Thaler’s agency, Thaler Kaplan Group, is responsible for creating some of the most successful and memorable advertising in recent years — including the AFLAC duck ads and the Herbal Essence “totally organic experience.” She began by explaining just what “bang advertising” is. “It is illogical,” she said, which is what gives bang advertising its overpowering strength, since it is based upon concepts most people would least expect.

Thaler’s most famous example, of course, is the advertising created for the American Family Life Assurance Company, sellers of serious medical coverage — secondary insurance that people with serious illness such as cancer depend on. How irreverent and inappropriate, therefore, to employ a silly, quacking bird. At least that’s what many thought, including a hired focus group, as well as Thaler’s business partner and Bang! co-author, Robin Koval. Thaler, on the other hand, suspected that she had something real here, and so relentlessly pushed for the duck idea to be tested further. The result of her persistence — AFLAC leaped from a 3% to a 93% public awareness level in just one year. And this is due much to the media attention spawned by it.

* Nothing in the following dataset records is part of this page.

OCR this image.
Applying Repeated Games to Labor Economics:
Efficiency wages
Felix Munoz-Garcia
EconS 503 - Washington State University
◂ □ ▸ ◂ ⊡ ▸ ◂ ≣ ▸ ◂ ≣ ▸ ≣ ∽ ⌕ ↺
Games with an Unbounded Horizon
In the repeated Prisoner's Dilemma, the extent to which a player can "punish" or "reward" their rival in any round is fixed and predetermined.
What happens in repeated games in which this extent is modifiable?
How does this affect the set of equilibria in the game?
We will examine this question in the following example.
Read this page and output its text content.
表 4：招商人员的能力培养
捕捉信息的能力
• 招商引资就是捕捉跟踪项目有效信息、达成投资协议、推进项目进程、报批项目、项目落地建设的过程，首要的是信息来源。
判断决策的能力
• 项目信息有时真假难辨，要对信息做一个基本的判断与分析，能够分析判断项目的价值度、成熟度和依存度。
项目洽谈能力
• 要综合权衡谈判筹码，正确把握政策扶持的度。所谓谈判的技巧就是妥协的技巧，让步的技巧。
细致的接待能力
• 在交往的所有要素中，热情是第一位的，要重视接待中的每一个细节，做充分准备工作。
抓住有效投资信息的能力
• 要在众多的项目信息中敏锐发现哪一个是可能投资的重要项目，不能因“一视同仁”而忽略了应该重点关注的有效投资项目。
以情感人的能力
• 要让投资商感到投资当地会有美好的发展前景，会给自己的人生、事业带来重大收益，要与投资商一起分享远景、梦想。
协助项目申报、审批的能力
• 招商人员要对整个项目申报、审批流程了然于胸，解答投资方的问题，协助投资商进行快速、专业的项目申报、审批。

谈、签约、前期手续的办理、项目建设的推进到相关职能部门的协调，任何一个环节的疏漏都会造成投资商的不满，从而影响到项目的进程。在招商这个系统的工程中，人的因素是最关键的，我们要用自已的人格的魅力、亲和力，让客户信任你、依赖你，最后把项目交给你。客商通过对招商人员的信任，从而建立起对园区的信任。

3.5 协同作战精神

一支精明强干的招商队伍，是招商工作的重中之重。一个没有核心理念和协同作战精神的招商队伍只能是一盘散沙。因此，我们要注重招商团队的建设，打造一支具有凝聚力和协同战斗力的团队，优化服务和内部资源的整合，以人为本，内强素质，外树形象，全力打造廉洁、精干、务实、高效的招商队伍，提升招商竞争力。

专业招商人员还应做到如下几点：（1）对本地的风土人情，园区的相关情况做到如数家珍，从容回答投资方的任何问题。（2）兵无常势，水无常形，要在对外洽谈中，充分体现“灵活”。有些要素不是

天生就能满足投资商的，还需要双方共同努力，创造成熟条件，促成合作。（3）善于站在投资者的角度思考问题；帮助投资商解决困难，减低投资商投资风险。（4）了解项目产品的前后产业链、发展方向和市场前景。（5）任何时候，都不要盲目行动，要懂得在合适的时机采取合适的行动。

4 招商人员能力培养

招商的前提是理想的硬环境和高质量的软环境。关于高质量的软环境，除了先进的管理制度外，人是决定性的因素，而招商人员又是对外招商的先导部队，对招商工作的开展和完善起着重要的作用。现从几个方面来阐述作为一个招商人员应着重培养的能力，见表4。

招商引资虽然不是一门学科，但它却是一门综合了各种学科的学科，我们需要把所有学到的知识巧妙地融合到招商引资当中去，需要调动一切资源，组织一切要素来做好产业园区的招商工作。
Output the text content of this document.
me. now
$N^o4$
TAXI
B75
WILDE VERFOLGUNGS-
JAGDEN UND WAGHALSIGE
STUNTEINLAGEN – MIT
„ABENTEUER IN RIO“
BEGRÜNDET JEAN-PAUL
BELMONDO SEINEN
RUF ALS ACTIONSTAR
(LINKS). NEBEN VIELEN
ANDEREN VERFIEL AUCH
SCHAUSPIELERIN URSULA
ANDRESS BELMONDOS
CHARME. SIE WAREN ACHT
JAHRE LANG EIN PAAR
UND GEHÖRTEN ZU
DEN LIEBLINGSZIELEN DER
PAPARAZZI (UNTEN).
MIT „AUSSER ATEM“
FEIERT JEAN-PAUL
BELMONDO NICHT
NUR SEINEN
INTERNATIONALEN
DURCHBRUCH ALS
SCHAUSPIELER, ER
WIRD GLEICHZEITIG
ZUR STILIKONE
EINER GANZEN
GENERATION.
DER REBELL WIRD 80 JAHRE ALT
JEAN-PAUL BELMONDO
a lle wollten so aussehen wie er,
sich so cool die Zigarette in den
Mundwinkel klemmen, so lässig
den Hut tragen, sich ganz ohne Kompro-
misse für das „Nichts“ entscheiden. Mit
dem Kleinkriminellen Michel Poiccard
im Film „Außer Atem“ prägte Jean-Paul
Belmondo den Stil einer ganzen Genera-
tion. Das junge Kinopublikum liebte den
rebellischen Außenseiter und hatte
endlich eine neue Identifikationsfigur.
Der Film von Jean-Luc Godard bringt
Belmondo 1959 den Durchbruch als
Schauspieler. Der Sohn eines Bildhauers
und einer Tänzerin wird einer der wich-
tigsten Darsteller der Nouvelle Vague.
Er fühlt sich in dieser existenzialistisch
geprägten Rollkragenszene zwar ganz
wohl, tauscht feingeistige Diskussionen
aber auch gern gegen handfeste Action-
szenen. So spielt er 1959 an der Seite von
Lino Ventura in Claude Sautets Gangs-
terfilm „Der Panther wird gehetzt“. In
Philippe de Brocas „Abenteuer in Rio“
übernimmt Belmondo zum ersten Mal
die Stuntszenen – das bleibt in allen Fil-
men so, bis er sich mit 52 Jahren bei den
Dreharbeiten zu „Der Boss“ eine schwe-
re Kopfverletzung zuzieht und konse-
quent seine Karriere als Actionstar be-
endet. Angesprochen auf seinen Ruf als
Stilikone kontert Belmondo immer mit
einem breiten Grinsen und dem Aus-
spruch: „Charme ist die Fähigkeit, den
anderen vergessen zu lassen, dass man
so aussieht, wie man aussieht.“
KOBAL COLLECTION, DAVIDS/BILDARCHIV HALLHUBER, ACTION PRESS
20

Bang ideas are also polarizing. When Thaler’s agency produced a television commercial for Pilot Pen, entitled “Pen Envy,” it ran just a few short weeks, inspiring scores of letters from upset viewers. But sales rose too, reaching number one gel-ink position during the crucial back-to-school period.

Other advice Thaler gave her audience included:

Stop thinking so much
A clear slate is required to come up with bang ideas, and that requires the freedom to think up even crazy ideas. At Kaplan Thaler Group, employees brainstorm in small, intimate spaces, often with people sitting on the floor. That’s a good posture, believes Thaler, to be creative. And then they throw out ideas, all kinds — good ideas, bad ideas, half-baked ones. “What is everyone so afraid of?” Thaler asked her audience. “Bad ideas are just good ideas turned upside down.” Improvisation is another technique Thaler espouses to stimulate creativity. “Shrink the timeframe,” she says, “even when you don’t have to. Runners run best at the end of a race.”

Sweat the small stuff
It’s all about the details, asserts Thaler. That’s what separates one brand from another, especially when different products deliver the same type of service, i.e. clean hair.

Watch for accidents
Often brilliant ideas happen by accident. Examples include Post-It Notes, Velcro, Goldfish Crackers, Ziplock bags and
that little blue pill, Viagra, originally developed as a blood pressure medication.

For those who missed this installment of Smartalk or would like to know more of Thaler and Koval’s philosophy about creating Bang advertising, get yourselves a copy of their book, Bang! Getting Your Message Heard in a Noisy World, published by Currency/Doubleday.